Le Tumulus des Moines de Cahokia aurait été construit en seulement 20 ans

Il faisait dix étages de haut et sa base était plus grande que celle de l'Empire State Building. Il y a presque un millier d'années, c'était la pièce maîtresse de la plus grande cité du continent au nord du Mexique.

Vue aérienne du Tumulus des Moines


Aujourd'hui, une étude pour déterminer comment les ingénieurs natifs ont construit le Tumulus des Moines, la plus grande structure en terre préhistorique d'Amérique du Nord, a révélé de nouveaux indices d'une importance cruciale: les graines et spores des anciennes plantes.

Les chercheurs étudiant la plate-forme géante du tumulus au cœur de la cité de Cahokia ont observé sa structure interne de très près. Leurs nouvelles découvertes suggèrent que cette énorme structure en terre a été construite étonnamment vite. "Le Tumulus des Moines est une architecture en terre incroyablement complexe" rapporte le Dr Timothy Schilling, co-auteur de l'étude, "Que l'on appelle cela de l’ingénierie ou non, les constructeurs maîtrisaient particulièrement bien leurs matériels. Nous avons observé d'importantes réparations effectuées sur le monticule, et celles-ci ont été refaites de manière très efficace."

A son apogée, entre 1050 et 1100 de l'Ere Commune, Cahokia abritait quelque 15000 personnes, et le Tumulus des Moines fut construit en son centre symbolique: une imposante série de terrasses rectangulaires, surmontées d'un grand bâtiment public, peut-être un temple.

Vue d'artiste du centre de Cahokia à son apogée (Peinture de L. K. Townsend/Cahokia Mounds State Historic Site)

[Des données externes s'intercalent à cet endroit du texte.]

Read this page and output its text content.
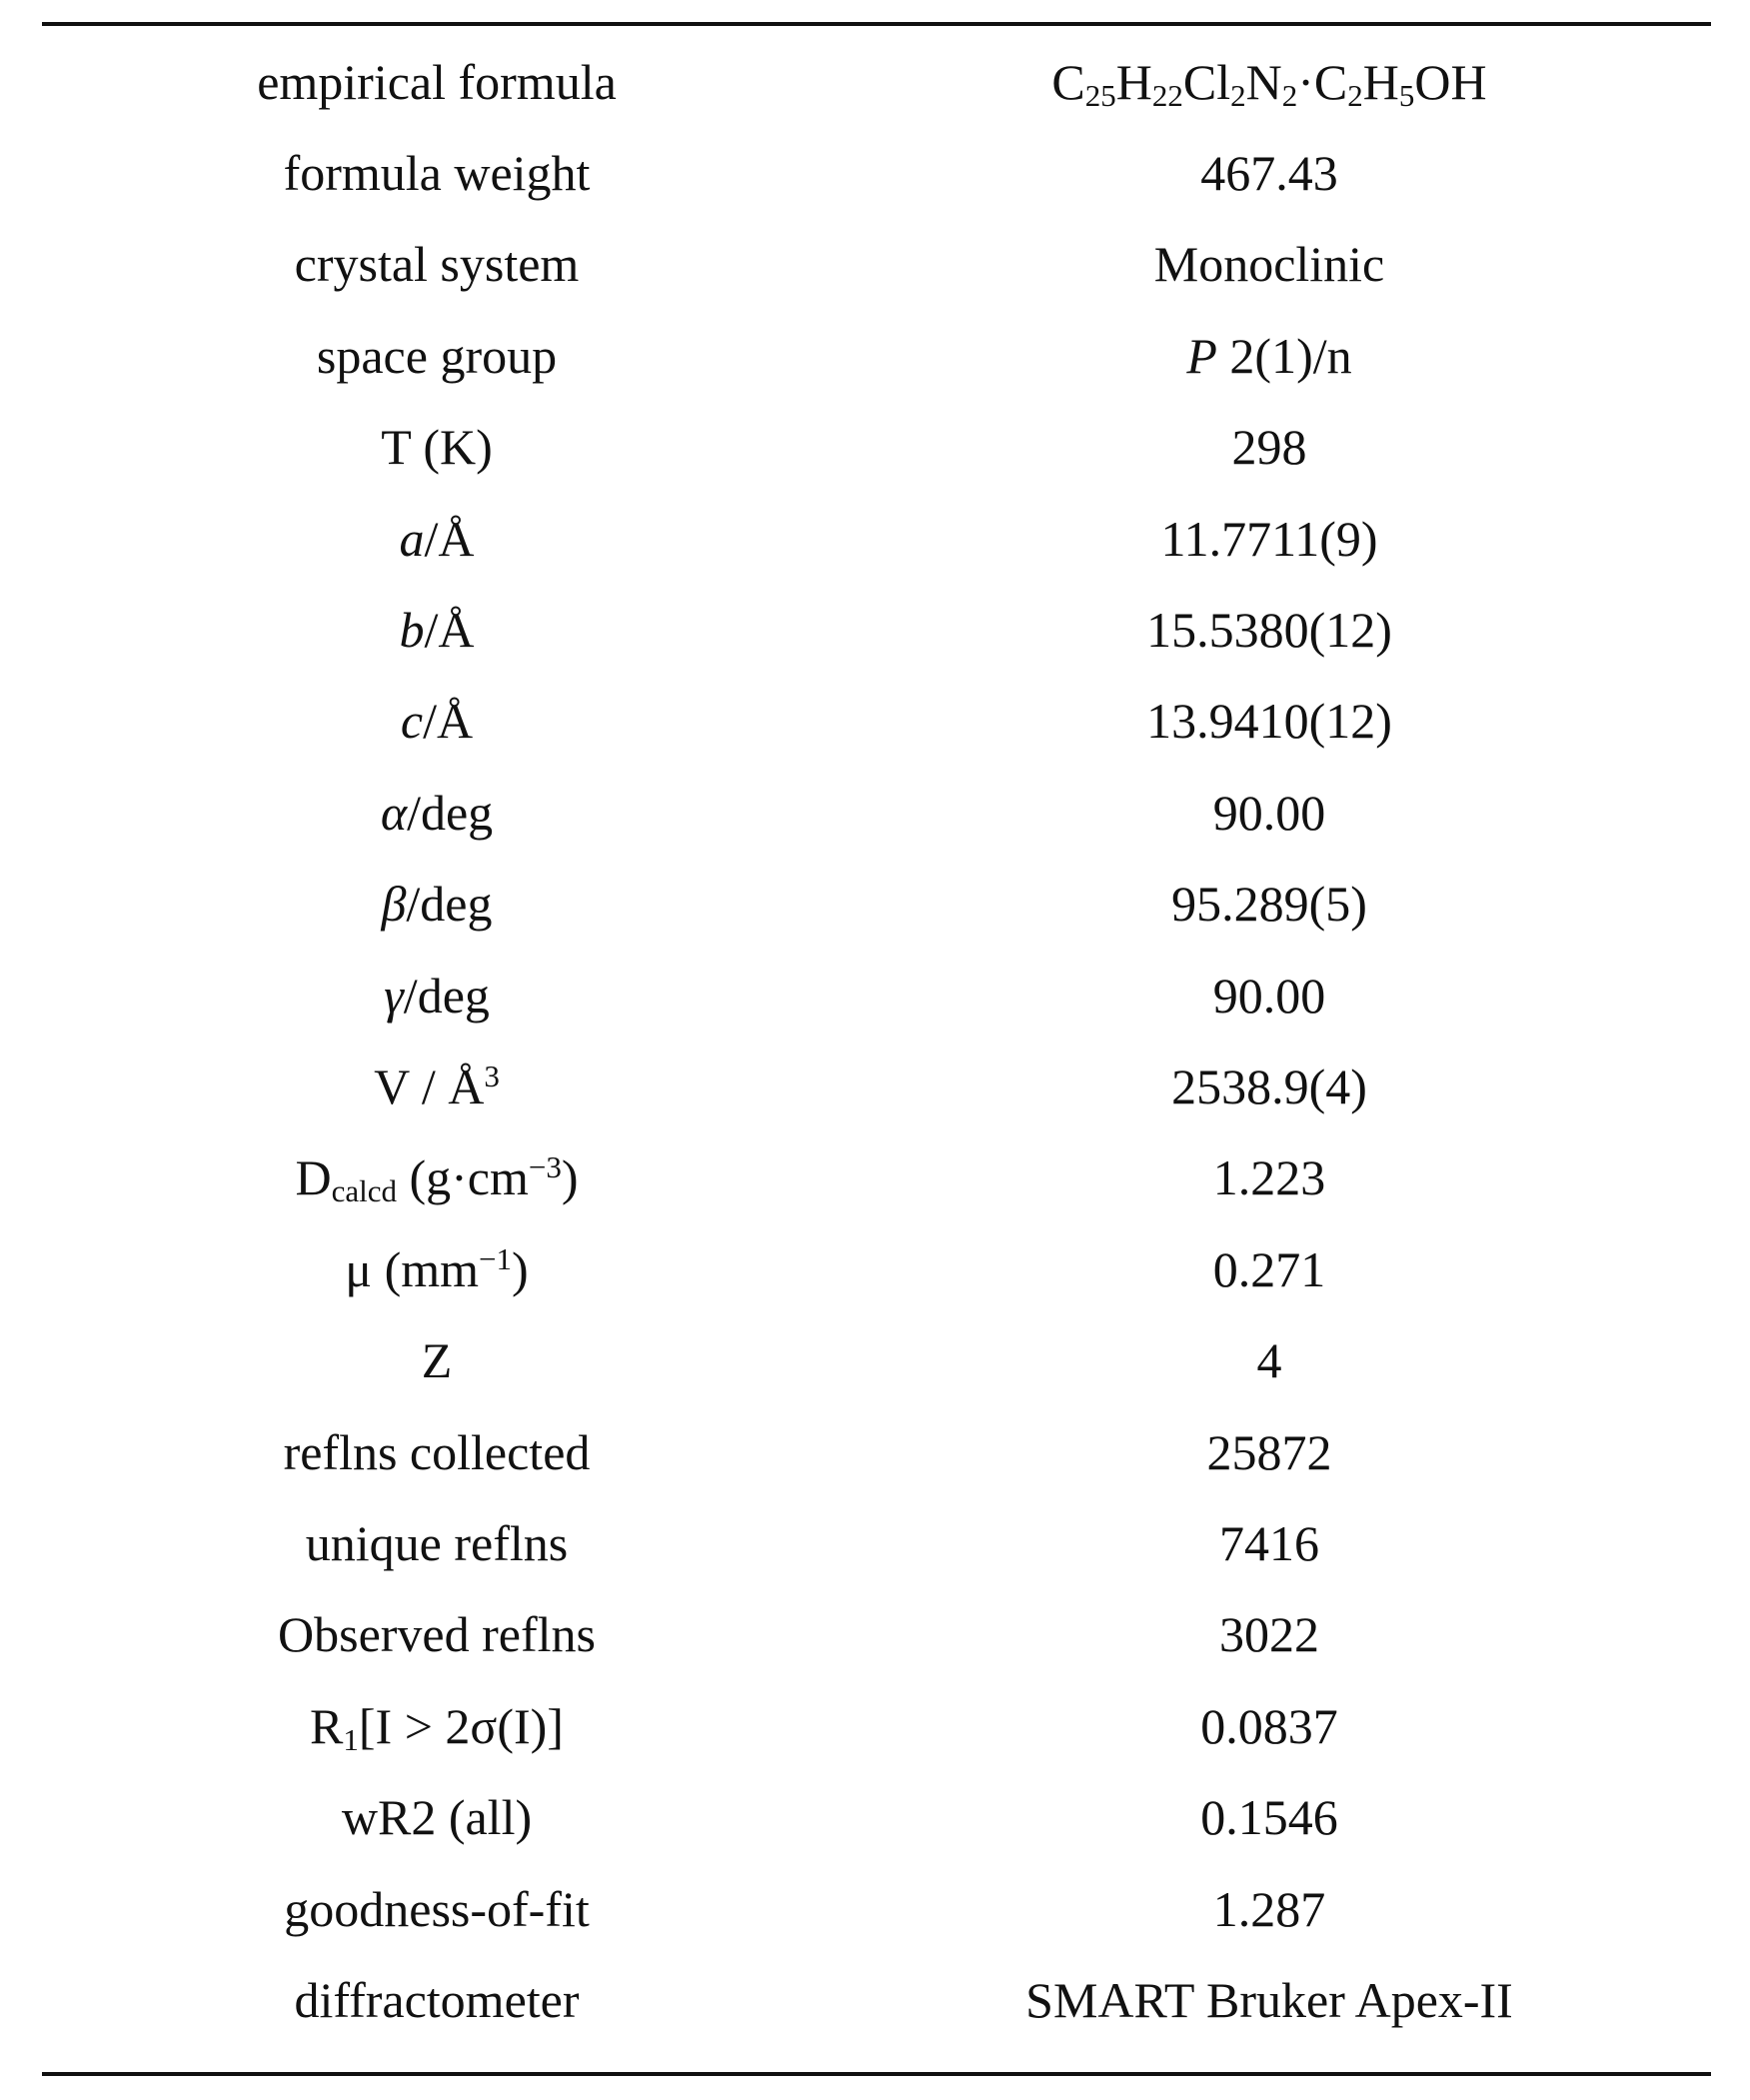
empirical formula	$C_{25}H_{22}Cl_2N_2\cdot C_2H_5OH$
formula weight	467.43
crystal system	Monoclinic
space group	P 2(1)/n
T (K)	298
a/Å	11.7711(9)
b/Å	15.5380(12)
c/Å	13.9410(12)
α/deg	90.00
β/deg	95.289(5)
γ/deg	90.00
V / $Å^3$	2538.9(4)
$D_{calcd}$ $(g\cdot cm^{-3})$	1.223
μ $(mm^{-1})$	0.271
Z	4
reflns collected	25872
unique reflns	7416
Observed reflns	3022
$R_1[I > 2\sigma(I)]$	0.0837
wR2 (all)	0.1546
goodness-of-fit	1.287
diffractometer	SMART Bruker Apex-II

Des investigations sur la façon dont le tumulus a été construit avaient été faites dans les années 60, lorsque des chercheurs forèrent neuf carottes et, se basant sur les couches observées, supposèrent qu'il fut construit en 14 étapes sur une période de 250 ans. Cela semblait plausible à l'époque, vu que le monticule avait été bâti entièrement à la main. On pensait que les ouvriers avaient chargé des paniers de terre, provenant de bancs d'emprunt, pour former une pyramide à sommet plat, haute de 30 mètres; tout cela sans roues, ni outils en métaux, ni bêtes de somme.


Mais, lorsque les pentes du Tumulus des Moines ont commencé à s'effondrer en 2005, Schilling et le Dr Neal Lopinot du Missouri State University, qui ont mené la nouvelle étude, ont profité des réparations à effectuer pour collecter 22 échantillons d'une face exposée de l'intérieur du monticule.

Leur objectif était d'étudier les sédiments utilisés pour construire l'ouvrage provenant de la plaine inondable environnante. Ces échantillons étaient remplis de minuscules plantes qui pouvaient révéler d'où provenait la boue, et combien de temps s'était écoulé avant qu'elle ne soit emmenée pour la construction.

"Nous avons décidé de chercher du matériel végétal, car des informations peuvent être obtenues à partir des sédiments, en particulier sur l'environnement" explique Schilling, "nous espérions comprendre la source des sédiments du tumulus".

A l'aide de microscopes électroniques et optiques, Lopinot a étudié les échantillons et découvert des restes de végétaux suggérant que la terre du Tumulus des Moines n'était pas restée non perturbée pendant très longtemps. Ainsi, à l'exception des plantes utilisées comme nourriture, toutes les graines découvertes étaient des plantes annuelles (des plantes qui ne vivent qu'un an), y compris les espèces des zones humides comme l'isoète et l'éléocharide.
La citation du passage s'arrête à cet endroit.